Agent Evaluation

Evaluate multi-step agent workflows with trace-level visibility.

Coming Soon

Beyond Single-Turn Prompts

Evaluating a single prompt is straightforward: you provide an input, measure the output, and move on. But evaluating an autonomous Agent—which makes intermediate decisions, executes external tools, and loops over context—requires a fundamentally different approach.

EvalForge is actively designing support to benchmark agent workflows. Instead of just looking at the final answer, EvalForge ingests Traces to evaluate the entire chain of thought.

Trace Ingestion API

You can currently ingest traces from your application into EvalForge Runs.

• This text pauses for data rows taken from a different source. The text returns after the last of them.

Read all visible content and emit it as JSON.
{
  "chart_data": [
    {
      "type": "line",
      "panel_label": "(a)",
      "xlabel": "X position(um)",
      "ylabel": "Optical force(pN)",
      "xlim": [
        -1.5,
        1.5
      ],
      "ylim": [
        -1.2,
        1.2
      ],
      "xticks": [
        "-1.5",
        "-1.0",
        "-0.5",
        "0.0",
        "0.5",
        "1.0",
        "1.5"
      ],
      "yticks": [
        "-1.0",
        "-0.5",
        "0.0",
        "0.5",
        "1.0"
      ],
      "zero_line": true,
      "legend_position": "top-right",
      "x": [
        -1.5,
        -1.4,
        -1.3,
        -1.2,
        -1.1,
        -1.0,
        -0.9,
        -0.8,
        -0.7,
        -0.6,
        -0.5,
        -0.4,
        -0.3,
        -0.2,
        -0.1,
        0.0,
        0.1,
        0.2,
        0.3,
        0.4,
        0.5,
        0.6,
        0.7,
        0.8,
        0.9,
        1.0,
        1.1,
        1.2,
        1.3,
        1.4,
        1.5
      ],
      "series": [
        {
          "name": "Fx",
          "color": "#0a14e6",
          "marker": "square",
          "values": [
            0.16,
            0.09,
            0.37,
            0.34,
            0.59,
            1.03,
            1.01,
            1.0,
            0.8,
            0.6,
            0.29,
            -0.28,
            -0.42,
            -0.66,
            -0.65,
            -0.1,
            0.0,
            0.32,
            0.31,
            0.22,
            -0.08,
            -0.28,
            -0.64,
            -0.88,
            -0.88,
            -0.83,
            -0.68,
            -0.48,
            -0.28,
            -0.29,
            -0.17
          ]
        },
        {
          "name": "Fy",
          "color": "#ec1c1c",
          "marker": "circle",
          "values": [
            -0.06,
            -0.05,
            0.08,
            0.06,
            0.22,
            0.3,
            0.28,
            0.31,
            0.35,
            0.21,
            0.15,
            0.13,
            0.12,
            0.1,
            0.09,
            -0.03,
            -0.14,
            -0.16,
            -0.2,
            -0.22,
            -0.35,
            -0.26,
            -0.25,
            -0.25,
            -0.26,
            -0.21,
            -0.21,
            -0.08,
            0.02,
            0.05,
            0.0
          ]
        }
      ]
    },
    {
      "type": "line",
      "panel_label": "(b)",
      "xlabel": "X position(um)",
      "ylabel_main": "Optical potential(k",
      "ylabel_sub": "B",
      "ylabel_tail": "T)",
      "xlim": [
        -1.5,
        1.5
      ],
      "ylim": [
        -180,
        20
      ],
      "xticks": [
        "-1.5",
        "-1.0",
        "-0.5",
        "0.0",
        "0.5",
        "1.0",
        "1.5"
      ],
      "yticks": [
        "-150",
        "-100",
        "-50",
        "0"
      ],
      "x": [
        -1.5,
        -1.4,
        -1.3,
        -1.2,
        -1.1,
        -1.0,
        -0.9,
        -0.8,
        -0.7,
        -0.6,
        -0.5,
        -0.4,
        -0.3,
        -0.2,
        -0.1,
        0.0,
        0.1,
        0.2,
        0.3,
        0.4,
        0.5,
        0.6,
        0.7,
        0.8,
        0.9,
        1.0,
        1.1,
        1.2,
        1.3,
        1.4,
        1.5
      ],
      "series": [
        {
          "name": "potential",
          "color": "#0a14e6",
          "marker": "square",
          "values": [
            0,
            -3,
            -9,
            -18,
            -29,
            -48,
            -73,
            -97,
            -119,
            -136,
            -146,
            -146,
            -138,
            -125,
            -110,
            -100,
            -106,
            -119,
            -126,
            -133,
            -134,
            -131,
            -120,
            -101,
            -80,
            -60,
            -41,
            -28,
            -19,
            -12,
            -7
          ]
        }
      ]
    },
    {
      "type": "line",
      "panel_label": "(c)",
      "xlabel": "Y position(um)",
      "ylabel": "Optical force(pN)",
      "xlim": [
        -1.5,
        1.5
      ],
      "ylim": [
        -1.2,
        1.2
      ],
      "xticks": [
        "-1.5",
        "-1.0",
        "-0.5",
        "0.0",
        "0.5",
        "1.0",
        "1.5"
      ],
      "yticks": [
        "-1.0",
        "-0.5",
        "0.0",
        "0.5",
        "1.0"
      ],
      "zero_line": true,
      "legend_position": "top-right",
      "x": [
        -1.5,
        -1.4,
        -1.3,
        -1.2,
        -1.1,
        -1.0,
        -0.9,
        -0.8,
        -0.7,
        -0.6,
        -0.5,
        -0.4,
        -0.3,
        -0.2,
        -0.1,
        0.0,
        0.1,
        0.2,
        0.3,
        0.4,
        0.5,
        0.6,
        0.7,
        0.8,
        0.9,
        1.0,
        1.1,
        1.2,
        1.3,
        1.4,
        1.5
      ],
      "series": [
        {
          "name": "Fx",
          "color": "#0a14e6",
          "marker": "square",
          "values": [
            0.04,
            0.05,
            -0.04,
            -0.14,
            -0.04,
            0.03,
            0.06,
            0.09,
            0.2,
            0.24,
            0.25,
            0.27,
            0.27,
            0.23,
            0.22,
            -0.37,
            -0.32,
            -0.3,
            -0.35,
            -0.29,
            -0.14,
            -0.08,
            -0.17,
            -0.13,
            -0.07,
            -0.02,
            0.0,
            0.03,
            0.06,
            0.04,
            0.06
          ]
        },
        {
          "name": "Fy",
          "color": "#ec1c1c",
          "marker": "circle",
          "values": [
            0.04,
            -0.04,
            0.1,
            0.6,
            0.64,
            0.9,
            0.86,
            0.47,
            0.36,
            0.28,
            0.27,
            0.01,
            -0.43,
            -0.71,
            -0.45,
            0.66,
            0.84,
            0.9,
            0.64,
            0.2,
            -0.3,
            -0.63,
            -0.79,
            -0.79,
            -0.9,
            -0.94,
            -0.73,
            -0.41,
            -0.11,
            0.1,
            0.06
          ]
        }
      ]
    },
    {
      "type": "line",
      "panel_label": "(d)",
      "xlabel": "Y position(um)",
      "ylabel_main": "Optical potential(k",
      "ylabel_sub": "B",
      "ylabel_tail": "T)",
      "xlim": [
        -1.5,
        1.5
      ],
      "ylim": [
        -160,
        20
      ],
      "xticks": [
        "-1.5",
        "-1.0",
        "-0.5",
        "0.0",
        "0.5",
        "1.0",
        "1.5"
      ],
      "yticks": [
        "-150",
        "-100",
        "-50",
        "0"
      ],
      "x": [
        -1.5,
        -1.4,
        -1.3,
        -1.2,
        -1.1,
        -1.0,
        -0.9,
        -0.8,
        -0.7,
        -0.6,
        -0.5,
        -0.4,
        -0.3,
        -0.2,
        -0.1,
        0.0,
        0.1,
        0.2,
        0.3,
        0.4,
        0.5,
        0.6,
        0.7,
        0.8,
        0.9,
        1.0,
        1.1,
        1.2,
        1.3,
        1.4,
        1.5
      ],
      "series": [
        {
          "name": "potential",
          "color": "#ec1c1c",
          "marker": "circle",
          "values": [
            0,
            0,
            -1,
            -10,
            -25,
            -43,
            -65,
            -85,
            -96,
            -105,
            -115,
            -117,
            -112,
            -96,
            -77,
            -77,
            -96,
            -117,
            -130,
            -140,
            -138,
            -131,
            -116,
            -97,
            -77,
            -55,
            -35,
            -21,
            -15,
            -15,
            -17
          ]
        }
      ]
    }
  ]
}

A trace consists of multiple Spans (e.g., retrieval, generation, tool_call) mapped to a timeline.

POST /api/v1/runs/{run_id}/trace

{
  "type": "agent_trace",
  "spans": [
    {
      "name": "Database Query Tool",
      "type": "tool_call",
      "latency_ms": 150.5,
      "metadata": {
        "tool_input": "SELECT * FROM users WHERE active=true",
        "tool_output": "[15 rows returned]"
      }
    },
    {
      "name": "Final Summary Generation",
      "type": "generation",
      "latency_ms": 850.2,
      "metadata": {
        "tokens_used": 452
      }
    }
  ]
}

Upcoming Agent Metrics

Future releases will introduce specialized evaluation metrics tailored for agent traces:

Tool Call Accuracy

Measure how often the agent hallucinates tool inputs or fails to recover from a tool error.

Step Efficiency

Penalize agents that wander into infinite loops or take unnecessarily long paths to the solution.

Intermediate Faithfulness

Score whether the agent's internal reasoning contradicts the data it retrieved from its tools.

Trajectory Drift

Compare the sequence of tools called against a known "golden trajectory" to catch logical regressions.